What Finance, ERP Leaders Must Evaluate Now

The panel’s message for technology and finance leaders was direct: vendor selection criteria must evolve beyond feature sets.

O’Reilly noted how CFOs must be able to explain AI-driven outputs. That accountability cannot be delegated. “If you put the numbers in the spreadsheet, they’re your numbers. AI is the same thing.

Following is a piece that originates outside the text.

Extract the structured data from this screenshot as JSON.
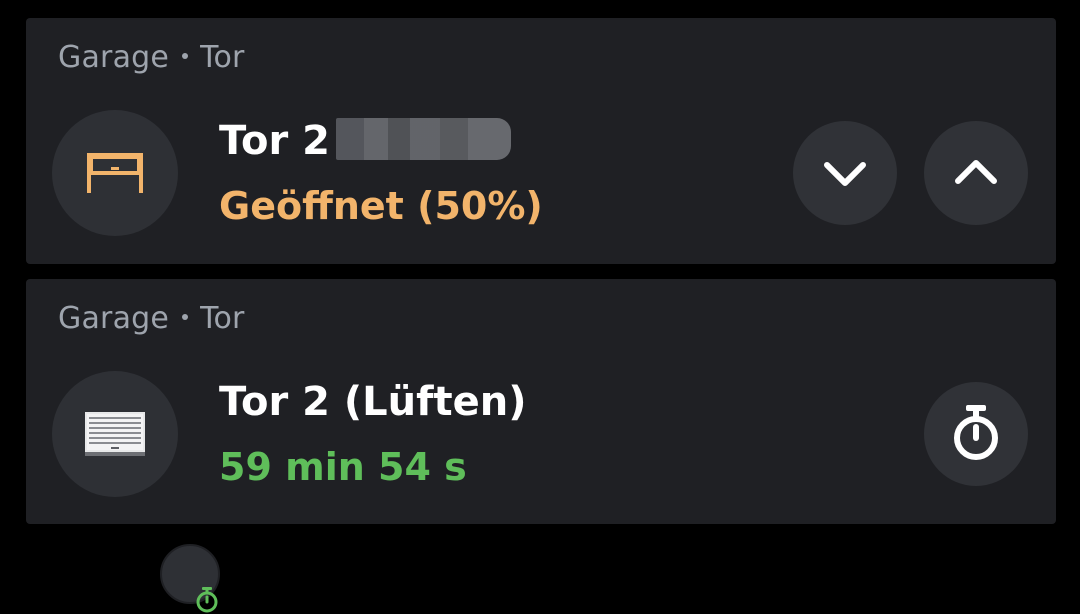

It’s not a get-out-of-jail free card.”

ERP buyers should therefore evaluate whether AI trust is architected into the core platform or applied as a surface-layer control.

Permenter identified the reputational dimension as the most underappreciated risk in the conversation. “The output wasn’t right and it damaged their personal brand,” he said, noting that AI exposure goes deeper than inaccurate forecasts. It affects individual credibility. Mature ERP platforms must enforce least-privilege access for agents, separate reasoning from execution and build immutable audit logs of every agentic decision pathway.

Swisher offered the broadest lens. Pointing to the concentrated power dynamics shaping AI development, she warned a small number of companies are positioned to determine how the technology evolves. “It’s not a bottom-up revolution. It’s a top-down one.”

For enterprise buyers, that concentration makes vendor due diligence a governance obligation.

Harris closed with a practical litmus test: Productivity in AI-assisted finance equals confidence. Systems that can show their work, trace every recommendation to source data and hold up under audit scrutiny are the only ones that belong in the financial close.

Analysis

What This Means for ERP Insiders

CFO accountability signals a new ERP integration standard. With 70% of finance leaders expected to explain AI outputs, ERP vendors and SIs must prioritize provenance, traceability and role-based transparency across every finance module.